As to land titles with roots of title that were thirty or more years old prior to the 1978 amendment to the Marketable Record Title Act (MRTA), section 712.02 et seq., Florida Statutes, that act can extinguish the claim of state sovereignty even to lands under meandered waters and can perfect title thereto in a private owner. See Askew v. Sonson, 409 So. 2d 7 (Fla. 1982); Odom v. Deltona Corp., 341 So. 2d 977 (Fla. 1976); Board of Trustees v. Paradise Fruit Co., 414 So. 2d 10 (Fla. 5th DCA 1982), review denied, 432 So. 2d 37 (Fla. 1983); State, Dept. of Natural Resources v. Contemporary Land Sales, Inc., 400 So. 2d 488 (Fla. 5th DCA 1981); Coastal Petroleum Co. v. American Cyanamid, 454 So. 2d 6 (Fla. 2d DCA 1984); Sawyer v. Modrall, 286 So. 2d 610 (Fla. 4th DCA 1973), cert. denied, 297 So. 2d 562 (Fla. 1974); Starnes v. Marcon Inv. Group, 571 F.2d 1369 (5th Cir.1978).
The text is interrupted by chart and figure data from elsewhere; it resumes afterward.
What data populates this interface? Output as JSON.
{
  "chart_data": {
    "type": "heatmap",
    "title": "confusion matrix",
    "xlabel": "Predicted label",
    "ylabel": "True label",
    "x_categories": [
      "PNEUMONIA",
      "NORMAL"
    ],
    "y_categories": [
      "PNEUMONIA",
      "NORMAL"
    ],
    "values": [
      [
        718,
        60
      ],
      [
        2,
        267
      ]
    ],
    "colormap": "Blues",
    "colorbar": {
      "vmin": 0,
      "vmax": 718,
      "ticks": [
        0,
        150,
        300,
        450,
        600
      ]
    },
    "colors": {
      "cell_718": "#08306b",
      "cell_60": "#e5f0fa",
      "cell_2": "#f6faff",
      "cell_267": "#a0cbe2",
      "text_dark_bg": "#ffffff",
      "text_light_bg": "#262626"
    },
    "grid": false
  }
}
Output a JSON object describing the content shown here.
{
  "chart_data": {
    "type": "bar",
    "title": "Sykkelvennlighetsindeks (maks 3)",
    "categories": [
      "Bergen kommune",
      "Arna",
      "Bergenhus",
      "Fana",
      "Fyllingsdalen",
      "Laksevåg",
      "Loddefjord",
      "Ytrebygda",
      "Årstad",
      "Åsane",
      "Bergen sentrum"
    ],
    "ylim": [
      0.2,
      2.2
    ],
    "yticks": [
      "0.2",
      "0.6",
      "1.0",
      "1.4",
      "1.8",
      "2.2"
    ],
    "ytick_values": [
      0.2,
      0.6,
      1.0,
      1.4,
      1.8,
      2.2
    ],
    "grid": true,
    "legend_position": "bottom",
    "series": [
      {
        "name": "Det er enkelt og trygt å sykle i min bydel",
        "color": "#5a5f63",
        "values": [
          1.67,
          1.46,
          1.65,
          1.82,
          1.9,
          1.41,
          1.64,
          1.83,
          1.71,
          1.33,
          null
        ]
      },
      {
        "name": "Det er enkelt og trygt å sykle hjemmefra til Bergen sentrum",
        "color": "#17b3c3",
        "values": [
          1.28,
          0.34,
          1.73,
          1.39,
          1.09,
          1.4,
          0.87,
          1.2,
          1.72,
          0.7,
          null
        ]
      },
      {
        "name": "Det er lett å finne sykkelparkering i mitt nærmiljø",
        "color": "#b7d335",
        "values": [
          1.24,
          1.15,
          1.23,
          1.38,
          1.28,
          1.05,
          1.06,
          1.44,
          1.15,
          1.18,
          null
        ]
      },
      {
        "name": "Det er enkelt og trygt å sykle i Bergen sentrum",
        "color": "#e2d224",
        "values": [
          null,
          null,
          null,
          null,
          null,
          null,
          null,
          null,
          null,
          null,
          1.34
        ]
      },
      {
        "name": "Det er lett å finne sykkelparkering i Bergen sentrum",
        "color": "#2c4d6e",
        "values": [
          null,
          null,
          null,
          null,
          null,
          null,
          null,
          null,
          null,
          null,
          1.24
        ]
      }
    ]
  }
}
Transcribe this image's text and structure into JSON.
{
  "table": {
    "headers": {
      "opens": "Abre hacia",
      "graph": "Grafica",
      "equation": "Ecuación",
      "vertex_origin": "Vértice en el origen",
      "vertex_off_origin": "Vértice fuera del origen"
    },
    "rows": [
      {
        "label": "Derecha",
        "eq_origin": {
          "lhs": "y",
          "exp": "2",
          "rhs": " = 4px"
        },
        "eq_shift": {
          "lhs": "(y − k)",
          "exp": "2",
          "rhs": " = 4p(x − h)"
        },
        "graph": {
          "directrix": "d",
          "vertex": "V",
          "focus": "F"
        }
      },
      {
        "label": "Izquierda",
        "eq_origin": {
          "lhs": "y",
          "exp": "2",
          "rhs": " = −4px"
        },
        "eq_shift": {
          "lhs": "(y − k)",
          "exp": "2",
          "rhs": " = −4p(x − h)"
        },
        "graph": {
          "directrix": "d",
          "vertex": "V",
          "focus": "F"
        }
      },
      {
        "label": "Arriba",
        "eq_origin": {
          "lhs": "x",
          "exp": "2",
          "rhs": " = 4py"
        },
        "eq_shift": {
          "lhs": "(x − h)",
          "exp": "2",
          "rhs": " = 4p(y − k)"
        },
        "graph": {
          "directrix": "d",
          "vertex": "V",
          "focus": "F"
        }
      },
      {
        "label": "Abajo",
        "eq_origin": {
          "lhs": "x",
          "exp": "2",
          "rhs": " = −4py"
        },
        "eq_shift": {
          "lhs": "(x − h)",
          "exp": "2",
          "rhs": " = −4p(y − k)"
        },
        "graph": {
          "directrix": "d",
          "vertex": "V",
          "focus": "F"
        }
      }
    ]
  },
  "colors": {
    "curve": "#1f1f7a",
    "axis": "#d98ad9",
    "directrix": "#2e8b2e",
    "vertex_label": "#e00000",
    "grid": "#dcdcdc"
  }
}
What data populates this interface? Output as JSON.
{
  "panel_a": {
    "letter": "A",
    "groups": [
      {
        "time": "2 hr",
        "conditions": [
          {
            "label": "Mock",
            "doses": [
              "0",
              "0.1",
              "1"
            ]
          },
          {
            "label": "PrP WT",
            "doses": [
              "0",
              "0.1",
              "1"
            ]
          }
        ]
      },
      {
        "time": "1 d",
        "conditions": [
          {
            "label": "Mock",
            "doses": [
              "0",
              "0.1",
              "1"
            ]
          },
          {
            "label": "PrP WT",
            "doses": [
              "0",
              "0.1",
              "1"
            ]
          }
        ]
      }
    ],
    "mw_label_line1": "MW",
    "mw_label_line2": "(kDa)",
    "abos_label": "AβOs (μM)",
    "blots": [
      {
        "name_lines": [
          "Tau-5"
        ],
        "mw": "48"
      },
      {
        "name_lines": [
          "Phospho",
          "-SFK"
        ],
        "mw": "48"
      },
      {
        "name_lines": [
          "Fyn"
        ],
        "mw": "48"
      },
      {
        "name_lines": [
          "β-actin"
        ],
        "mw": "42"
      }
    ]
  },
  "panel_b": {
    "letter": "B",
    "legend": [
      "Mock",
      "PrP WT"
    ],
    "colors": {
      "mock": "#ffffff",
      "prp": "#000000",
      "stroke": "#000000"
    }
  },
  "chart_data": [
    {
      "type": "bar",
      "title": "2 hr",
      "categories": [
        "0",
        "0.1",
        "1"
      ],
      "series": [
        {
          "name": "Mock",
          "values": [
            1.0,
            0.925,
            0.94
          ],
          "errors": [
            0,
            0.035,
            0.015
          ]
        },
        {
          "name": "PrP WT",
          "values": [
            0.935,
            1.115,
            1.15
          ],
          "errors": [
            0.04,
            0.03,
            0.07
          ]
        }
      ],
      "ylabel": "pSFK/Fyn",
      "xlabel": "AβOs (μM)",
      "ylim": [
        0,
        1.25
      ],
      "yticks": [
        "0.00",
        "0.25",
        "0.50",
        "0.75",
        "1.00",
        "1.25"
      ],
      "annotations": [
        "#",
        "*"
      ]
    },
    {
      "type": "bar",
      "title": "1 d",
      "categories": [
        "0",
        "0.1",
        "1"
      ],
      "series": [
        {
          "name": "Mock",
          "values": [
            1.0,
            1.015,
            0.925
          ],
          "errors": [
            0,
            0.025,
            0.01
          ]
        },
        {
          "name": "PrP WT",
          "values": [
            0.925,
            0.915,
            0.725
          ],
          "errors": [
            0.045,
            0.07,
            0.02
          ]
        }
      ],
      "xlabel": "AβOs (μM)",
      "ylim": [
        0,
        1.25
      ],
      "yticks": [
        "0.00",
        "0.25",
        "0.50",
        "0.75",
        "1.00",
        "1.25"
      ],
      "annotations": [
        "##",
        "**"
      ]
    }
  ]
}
In this case the lands in question were unmeandered. The findings and acts of the original United States Government Surveyor (the cadastral engineer of the federal Bureau of Land Management), as shown by his field notes and plats, are official acts of the executive branch of the federal sovereign and were intended to be, and are, conclusively deemed correct. The government surveyor was under a duty to ascertain all permanent natural navigable waters constituting sovereignty lands and to meander them so as to identify them and distinguish them for all time from lands of other character. His findings and acts in this particular, like his other findings and acts, are not subject to examination and "correction" in courts of law. Correction of the original governmental survey must be made, if at all, by a resurvey commissioned by the same authority as was the original survey. The opinion in an affidavit of a present day land planner employed by the Department of Natural Resources of the state is incompetent evidence to contradict the facts established by the government surveyor's field notes and plat as to the navigability of water on March 3, 1845, when Florida became a state, and is legally insufficient to create a genuine factual issue and to avoid summary judgment even if MRTA did not apply.

AFFIRMED.

COBB, C.J., and ORFINGER, J., concur.